External Secrets Operator is a Kubernetes operator that integrates external secret management systems like AWS Secrets Manager, HashiCorp Vault, Google Secrets Manager, Azure Key Vault, CyberArk Secrets Manager and many more. The operator reads information from external APIs and automatically injects the values into a Kubernetes Secret.
- Users: People who use ESO and engage via GitHub, Slack, or mailing lists.
- Contributors: Anyone who makes contributions (code, docs, tests, reviews, triage, discussions).
- Reviewers / Maintainers: Governance roles with defined responsibilities, privileges, and promotion processes described in the Contributor Ladder.
Maintainers are project leaders responsible for overall health, technical direction, and release management.
Maintainers are expected to:
- Review pull requests, triage issues, and fix bugs in their areas of expertise.
- Monitor community channels and help users and contributors.
- Respond rapidly to time-sensitive security issues.
- Participate in ESO community meetings and asynchronous design/review discussions.
- Follow the decision-making processes described in this document and in the Contributor Ladder.
If a maintainer cannot fulfill these duties, they should move to Emeritus status. Maintainers may also be moved to Emeritus via the decision-making process.
- Addition: A candidate is nominated by an existing maintainer and elected by a supermajority of current maintainers.
- Removal: Removal requires a supermajority of current maintainers.
- Company voting: Votes to nominate maintainers by contributors belonging to the same employer count as one collective vote. If they cannot reach internal consensus, that employer’s vote is recorded as abstain.
Voting rights vary by decision type:
| Decision Type | Eligible Voters |
|---|---|
| Governance changes | Permanent Maintainers |
| Adding/removing Maintainers | Permanent Maintainers |
| Technical decisions within a specialty | All Reviewers and Maintainers |
| Project-wide technical direction | All Maintainers |
| Security incident decisions | All Maintainers |
| Interim role appointments (Member/Reviewer) | Permanent Maintainers |
| Interim role appointment (Maintainer) | Permanent Maintainers |
Notes:
- Interim role holders do not vote in role promotions/demotions.
- Company voting limits apply: maintainers/reviewers from the same declared employer have two combined votes - regardless if they contribute individually or representing their employer. An exception to this rule is for voting to add/remove maintainers. In this case, a company voting limit is of one vote.
- If more than two maintainers/reviewers from the same declared employer cannot reach consensus for their vote (e.g. 3 in favour, 2 against), both the employer's votes are recorded as abstain.
ESO strives for consensus via open discussion. When consensus cannot be reached, any eligible voter may call a vote.
- Supermajority: Two-thirds (⅔) of eligible voters in the group.
- Venues: Votes may occur on GitHub, email, Slack, community meetings, or a suitable voting service.
- Ballots: “Agree/+1”, “Disagree/-1”, or “Abstain” (counts as no vote).
Large or impactful changes should begin as proposals under the repository’s design/ directory.
Proposal requirements
- Objectives, use cases, and high-level technical approach.
- Open discussion prior to implementation.
- Use the proposal template at
design/000-template.md.
Lifecycle labels
- New → Reviewing → Accepted or Rejected.
The project roadmap is shaped by Accepted proposals.
ESO uses Lazy Consensus for most decisions.
- PRs and proposals should allow at least five (5) working days for comments and consider global holidays.
- Other maintainers may request additional time when justified and commit to a timely review.

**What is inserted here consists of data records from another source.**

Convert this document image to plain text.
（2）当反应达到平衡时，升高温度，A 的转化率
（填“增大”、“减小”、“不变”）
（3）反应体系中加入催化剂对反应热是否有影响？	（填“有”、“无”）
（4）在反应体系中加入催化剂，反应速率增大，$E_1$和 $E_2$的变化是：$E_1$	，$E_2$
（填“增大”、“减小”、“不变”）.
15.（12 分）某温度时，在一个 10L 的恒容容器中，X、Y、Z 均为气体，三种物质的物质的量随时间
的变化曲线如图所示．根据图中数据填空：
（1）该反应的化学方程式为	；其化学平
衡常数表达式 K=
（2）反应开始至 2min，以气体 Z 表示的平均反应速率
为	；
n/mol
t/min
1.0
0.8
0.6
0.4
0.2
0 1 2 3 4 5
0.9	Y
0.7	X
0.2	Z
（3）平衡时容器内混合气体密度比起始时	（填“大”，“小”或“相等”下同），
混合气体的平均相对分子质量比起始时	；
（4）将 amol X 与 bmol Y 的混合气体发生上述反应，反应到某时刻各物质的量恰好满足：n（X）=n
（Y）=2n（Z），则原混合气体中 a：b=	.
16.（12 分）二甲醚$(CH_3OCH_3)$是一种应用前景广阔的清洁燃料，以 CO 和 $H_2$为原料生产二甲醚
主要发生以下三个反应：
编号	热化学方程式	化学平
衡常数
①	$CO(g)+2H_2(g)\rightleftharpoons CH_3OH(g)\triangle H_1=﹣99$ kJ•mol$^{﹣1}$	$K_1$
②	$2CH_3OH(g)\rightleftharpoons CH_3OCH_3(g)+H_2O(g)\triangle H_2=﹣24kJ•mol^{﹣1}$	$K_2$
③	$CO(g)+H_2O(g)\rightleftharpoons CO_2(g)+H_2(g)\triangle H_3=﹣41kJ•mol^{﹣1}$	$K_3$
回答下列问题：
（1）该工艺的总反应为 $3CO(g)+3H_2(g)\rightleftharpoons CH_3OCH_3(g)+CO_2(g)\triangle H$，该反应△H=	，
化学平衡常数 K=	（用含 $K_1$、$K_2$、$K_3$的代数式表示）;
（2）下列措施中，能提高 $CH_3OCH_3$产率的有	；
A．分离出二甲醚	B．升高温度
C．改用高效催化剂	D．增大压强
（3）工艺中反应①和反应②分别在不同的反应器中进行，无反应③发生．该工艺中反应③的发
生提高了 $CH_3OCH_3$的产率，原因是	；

Exclusions (lazy consensus does not apply):
- Removal of maintainers.
- Any substantive governance changes.
Substantive changes to this document require a supermajority of maintainers.
Advancement pathways, responsibilities, privileges, and specialty areas (CI/Infra, Testing, Core Controllers, Providers, Security) are defined in the Contributor Ladder.
ESO follows responsible disclosure practices. Security-impacting issues should be reported via the documented security
contact channels (see SECURITY.md if present or repository Security tab). Security fixes may be handled privately until
a coordinated disclosure and release are ready.
ESO governance aims for open, transparent, and vendor-neutral operation consistent with CNCF expectations. The Contributor Ladder provides clear pathways for community members to grow into leadership.